The attached patch is just a reroll of the one in #25, which no longer applies. I also replace
with
Comment #28
benjifisherSame result as the 8.x-5.x branch: the test passes with Drupal 9, not with Drupal 8.9. I think it is the version of PHPUnit that matters.
Back to NR.
Comment #29
pcate commented#26 wasn't applying with the latest dev version so I did a re-roll.
Comment #30
pcate commentedUpdated #29 patch as it wasn't adding the new file in the correct directory for me.
Comment #31
heddnNW for some tests of the source plugin.
Comment #32
daniel.pernold commentedThis updated patch uses JSONPath->getData() instead of JSONPath->data() and ensures compatibility to softcreatr/jsonpath 0.8.0.
Comment #33
radelson commentedThe branch is updated with the patch from #32 + a test case checking the plugin behavior when handling a Json file with null values and missing properties.
The jsonpath expression used in the test for null values is similar to something we used in a real migration.
The test for missing properties is lifted from the regular Json plugin test.
Not sure if the tests are sufficient.
This needs work as the tests are confirming comment #14 behavior.
Comment #34
radelson commentedComment #35
daniel.pernold commentedReroll #32 for 5.3.x and pin dependency to softcreatr/jsonpath 0.8.*
Comment #38
binoli lalani commentedHello,
I applied #35 patch but it throws below errors while running the migration so I've fixed it and added the patch.
Please review.
Thanks!
Comment #39
binoli lalani commentedErrors which I am getting and added above patch to resolve it
Comment #40
pcate commentedAttached is an update of #38 patch and rerolled for the 6.x dev branch.
The main change is I added a test for the parser. I also added some type declarations that the 6.x regular JSON parser had.

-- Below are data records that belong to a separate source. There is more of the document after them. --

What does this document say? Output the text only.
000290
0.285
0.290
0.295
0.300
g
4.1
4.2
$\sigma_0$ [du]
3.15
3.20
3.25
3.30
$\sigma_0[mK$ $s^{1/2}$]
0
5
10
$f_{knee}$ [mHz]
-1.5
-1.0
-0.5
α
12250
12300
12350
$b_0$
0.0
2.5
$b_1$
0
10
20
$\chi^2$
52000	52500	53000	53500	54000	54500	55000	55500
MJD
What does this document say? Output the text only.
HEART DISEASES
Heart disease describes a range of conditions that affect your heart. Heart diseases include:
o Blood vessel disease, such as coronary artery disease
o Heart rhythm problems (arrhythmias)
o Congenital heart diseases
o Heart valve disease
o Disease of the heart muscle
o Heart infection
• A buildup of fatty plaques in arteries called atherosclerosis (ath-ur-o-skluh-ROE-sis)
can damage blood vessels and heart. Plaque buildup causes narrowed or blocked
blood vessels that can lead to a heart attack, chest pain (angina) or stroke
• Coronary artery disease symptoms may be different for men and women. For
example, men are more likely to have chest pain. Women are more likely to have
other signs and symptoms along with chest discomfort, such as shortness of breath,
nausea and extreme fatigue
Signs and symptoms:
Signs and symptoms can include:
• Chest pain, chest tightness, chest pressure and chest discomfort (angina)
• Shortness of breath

An interdiff is included, but there were a lot of whitespace changes so I excluded those from it.
Comment #41
pcate commentedComment #43
benjifisherI am updating the version to 6.0.x. I also created a new MR based on that branch and the patch in #40.
Comment #44
benjifisherComment #45
pixlkat commentedI installed the MR version of migrate_plus using the instructions above on a vanilla D10 site with the minimal profile and created a test content type to use as the destination for the test migration.
I created a module with a simple migration using a sample JSON file source (attached) and was successful in using a selector to limit the items which were migrated. The JSON contains an attribute named "favoriteFruit"; the item_selector in the migration selects those with favoriteFruit=strawberry. My migration only imported the items with the matching selector with no errors.
My simple migration:
Comment #46
pixlkat commentedComment #47
benjifisher@pixlcat:
Thanks for testing this, and for adding JSONPath links to the issue summary.

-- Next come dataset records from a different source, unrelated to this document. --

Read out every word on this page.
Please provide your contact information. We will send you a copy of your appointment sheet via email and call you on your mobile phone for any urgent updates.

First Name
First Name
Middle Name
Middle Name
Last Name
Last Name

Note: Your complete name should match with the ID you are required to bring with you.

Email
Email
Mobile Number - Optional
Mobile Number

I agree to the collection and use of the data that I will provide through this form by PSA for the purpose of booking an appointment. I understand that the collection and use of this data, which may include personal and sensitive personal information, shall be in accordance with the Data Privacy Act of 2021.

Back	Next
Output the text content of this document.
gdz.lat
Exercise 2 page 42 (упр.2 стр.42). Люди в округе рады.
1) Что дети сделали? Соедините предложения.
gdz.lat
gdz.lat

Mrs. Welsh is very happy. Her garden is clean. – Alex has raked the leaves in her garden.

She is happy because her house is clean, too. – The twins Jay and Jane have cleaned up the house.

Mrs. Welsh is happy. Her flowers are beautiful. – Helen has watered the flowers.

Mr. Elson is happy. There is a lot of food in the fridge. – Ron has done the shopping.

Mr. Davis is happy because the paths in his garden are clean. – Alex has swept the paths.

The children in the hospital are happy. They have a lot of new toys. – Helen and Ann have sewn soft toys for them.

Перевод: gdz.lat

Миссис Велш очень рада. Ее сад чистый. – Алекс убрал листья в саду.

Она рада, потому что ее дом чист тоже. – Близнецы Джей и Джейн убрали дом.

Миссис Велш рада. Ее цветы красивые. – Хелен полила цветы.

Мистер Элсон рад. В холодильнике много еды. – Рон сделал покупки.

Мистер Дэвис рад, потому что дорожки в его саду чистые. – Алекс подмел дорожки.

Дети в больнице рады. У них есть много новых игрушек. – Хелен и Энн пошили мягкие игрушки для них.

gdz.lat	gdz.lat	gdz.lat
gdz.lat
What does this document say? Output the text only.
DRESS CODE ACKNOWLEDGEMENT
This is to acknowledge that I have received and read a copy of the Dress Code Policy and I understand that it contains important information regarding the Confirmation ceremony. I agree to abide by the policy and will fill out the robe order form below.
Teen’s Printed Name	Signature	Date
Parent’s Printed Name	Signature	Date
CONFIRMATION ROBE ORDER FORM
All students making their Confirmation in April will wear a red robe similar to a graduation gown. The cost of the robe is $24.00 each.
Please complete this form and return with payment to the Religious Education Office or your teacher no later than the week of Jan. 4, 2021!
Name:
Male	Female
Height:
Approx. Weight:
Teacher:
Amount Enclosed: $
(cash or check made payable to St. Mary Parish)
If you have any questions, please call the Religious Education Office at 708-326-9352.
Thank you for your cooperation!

Since we looked at this issue at DrupalCon earlier this month, I am adding the tag for that.
I reviewed the changes. It mostly looks good, but I would like a little code cleanup. I am setting the status to NW, and I will re-review promptly. Let's try to get this issue done!

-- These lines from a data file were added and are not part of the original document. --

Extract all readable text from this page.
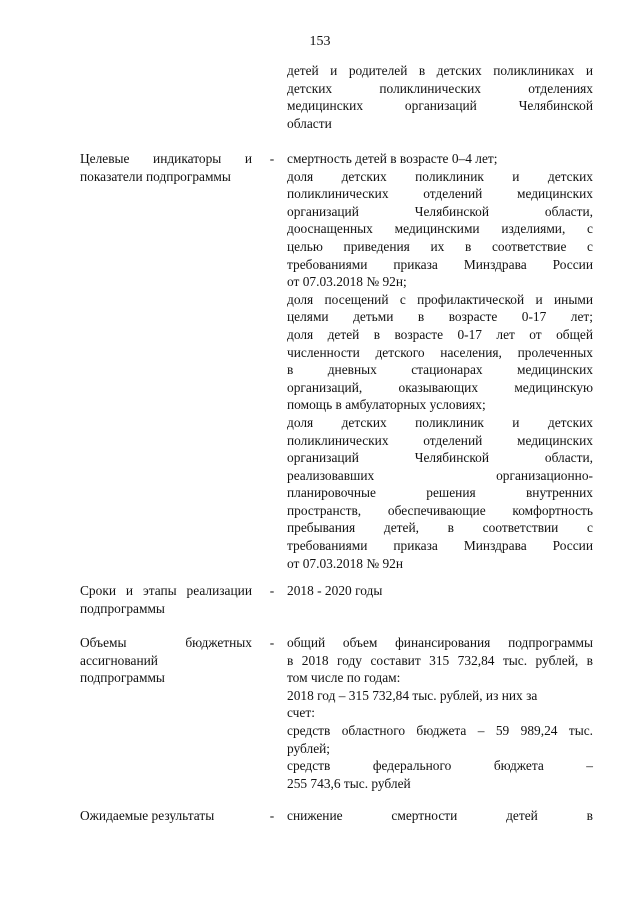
153
детей и родителей в детских поликлиниках и
детских поликлинических отделениях
медицинских организаций Челябинской
области
Целевые индикаторы и
показатели подпрограммы
- смертность детей в возрасте 0–4 лет;
доля детских поликлиник и детских
поликлинических отделений медицинских
организаций Челябинской области,
дооснащенных медицинскими изделиями, с
целью приведения их в соответствие с
требованиями приказа Минздрава России
от 07.03.2018 № 92н;
доля посещений с профилактической и иными
целями детьми в возрасте 0-17 лет;
доля детей в возрасте 0-17 лет от общей
численности детского населения, пролеченных
в дневных стационарах медицинских
организаций, оказывающих медицинскую
помощь в амбулаторных условиях;
доля детских поликлиник и детских
поликлинических отделений медицинских
организаций Челябинской области,
реализовавших организационно-
планировочные решения внутренних
пространств, обеспечивающие комфортность
пребывания детей, в соответствии с
требованиями приказа Минздрава России
от 07.03.2018 № 92н
Сроки и этапы реализации
подпрограммы
- 2018 - 2020 годы
Объемы бюджетных
ассигнований
подпрограммы
- общий объем финансирования подпрограммы
в 2018 году составит 315 732,84 тыс. рублей, в
том числе по годам:
2018 год – 315 732,84 тыс. рублей, из них за
счет:
средств областного бюджета – 59 989,24 тыс.
рублей;
средств федерального бюджета –
255 743,6 тыс. рублей
Ожидаемые результаты	- снижение смертности детей в
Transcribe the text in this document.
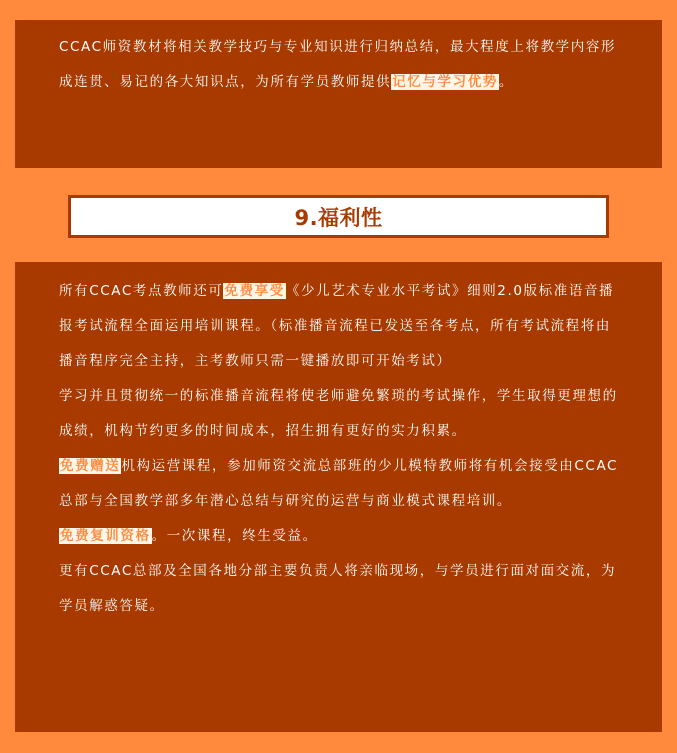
CCAC师资教材将相关教学技巧与专业知识进行归纳总结，最大程度上将教学内容形成连贯、易记的各大知识点，为所有学员教师提供记忆与学习优势。

9.福利性

所有CCAC考点教师还可免费享受《少儿艺术专业水平考试》细则2.0版标准语音播报考试流程全面运用培训课程。（标准播音流程已发送至各考点，所有考试流程将由播音程序完全主持，主考教师只需一键播放即可开始考试）

学习并且贯彻统一的标准播音流程将使老师避免繁琐的考试操作，学生取得更理想的成绩，机构节约更多的时间成本，招生拥有更好的实力积累。

免费赠送机构运营课程，参加师资交流总部班的少儿模特教师将有机会接受由CCAC总部与全国教学部多年潜心总结与研究的运营与商业模式课程培训。

免费复训资格。一次课程，终生受益。

更有CCAC总部及全国各地分部主要负责人将亲临现场，与学员进行面对面交流，为学员解惑答疑。
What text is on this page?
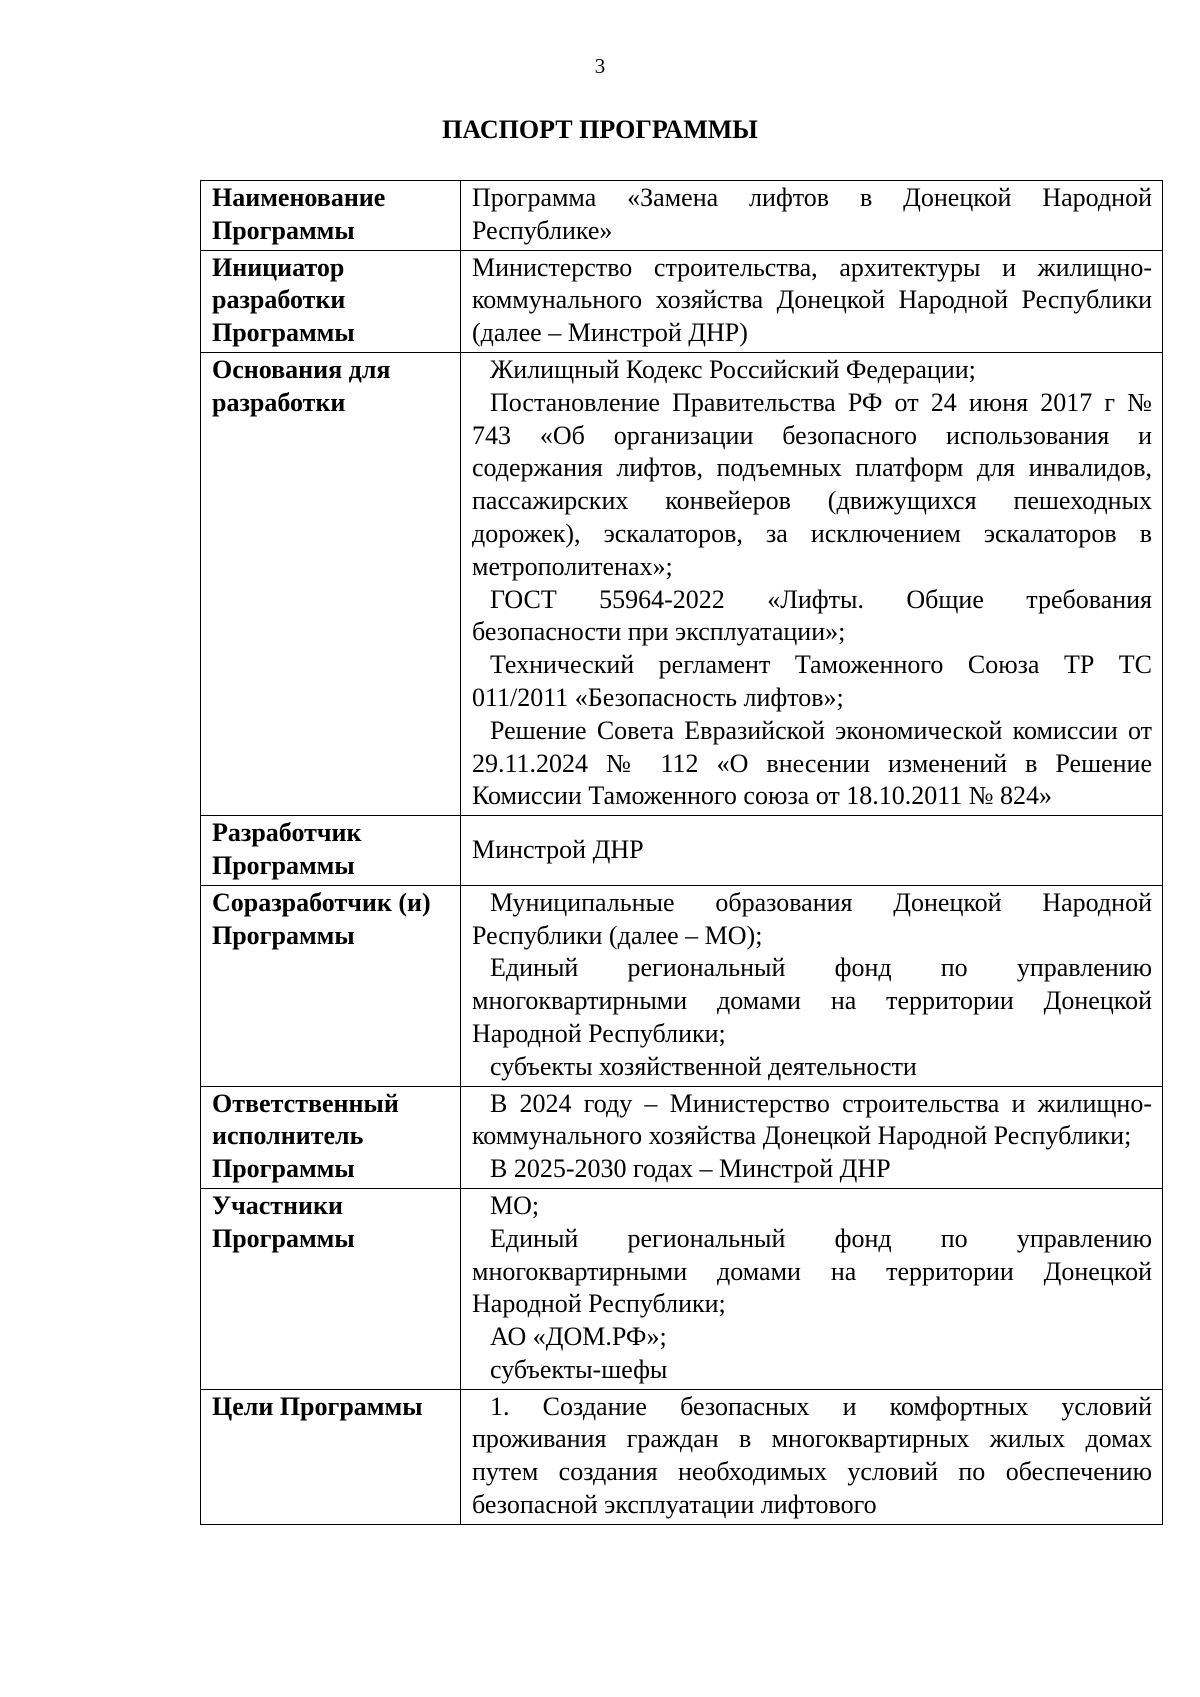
3
ПАСПОРТ ПРОГРАММЫ
Наименование Программы	Программа «Замена лифтов в Донецкой Народной Республике»

Инициатор разработки Программы	Министерство строительства, архитектуры и жилищно-коммунального хозяйства Донецкой Народной Республики (далее – Минстрой ДНР)

Основания для разработки	Жилищный Кодекс Российский Федерации;
Постановление Правительства РФ от 24 июня 2017 г № 743 «Об организации безопасного использования и содержания лифтов, подъемных платформ для инвалидов, пассажирских конвейеров (движущихся пешеходных дорожек), эскалаторов, за исключением эскалаторов в метрополитенах»;
ГОСТ 55964-2022 «Лифты. Общие требования безопасности при эксплуатации»;
Технический регламент Таможенного Союза ТР ТС 011/2011 «Безопасность лифтов»;
Решение Совета Евразийской экономической комиссии от 29.11.2024 № 112 «О внесении изменений в Решение Комиссии Таможенного союза от 18.10.2011 № 824»

Разработчик Программы	Минстрой ДНР

Соразработчик (и) Программы	Муниципальные образования Донецкой Народной Республики (далее – МО);
Единый региональный фонд по управлению многоквартирными домами на территории Донецкой Народной Республики;
субъекты хозяйственной деятельности

Ответственный исполнитель Программы	В 2024 году – Министерство строительства и жилищно-коммунального хозяйства Донецкой Народной Республики;
В 2025-2030 годах – Минстрой ДНР

Участники Программы	МО;
Единый региональный фонд по управлению многоквартирными домами на территории Донецкой Народной Республики;
АО «ДОМ.РФ»;
субъекты-шефы

Цели Программы	1. Создание безопасных и комфортных условий проживания граждан в многоквартирных жилых домах путем создания необходимых условий по обеспечению безопасной эксплуатации лифтового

One of my review comments will require a bit of research and/or experimentation.
Comment #48
pixlkat commented@benjifisher I guess I didn't set this back to needs review. Doing that here.
Comment #49
jon nunan commentedShould this new class extend the current JSON class instead of DataParserPluginBase? I did some quick testing and it seems this new plugin doesn't support the pager enhancements as it doesn't implement getNextUrls()?
Comment #51
b.lammers commentedAdded a patch file based upon #50
Comment #52
heddnNice idea here. Added some comments on the MR.
Comment #53
xurizaemonLooks like the CI pipeline failure "composer (previous minor)" can be disregarded here - #3565496: pipeline failure - composer (previous minor)
Tested with an existing JSONPath migration locally, dataparser goes away when softcreatr/jsonpath is not a dependency of the current project, is available and works when it is. Further testing welcome!
Comment #54
heddnThe only worry I have with CI test failures is the cspell on dataparser. If we can add that to the allow list, then this looks good to me. The default previous version of drupal core is about to change any day now so I'm not too worried about getting that green.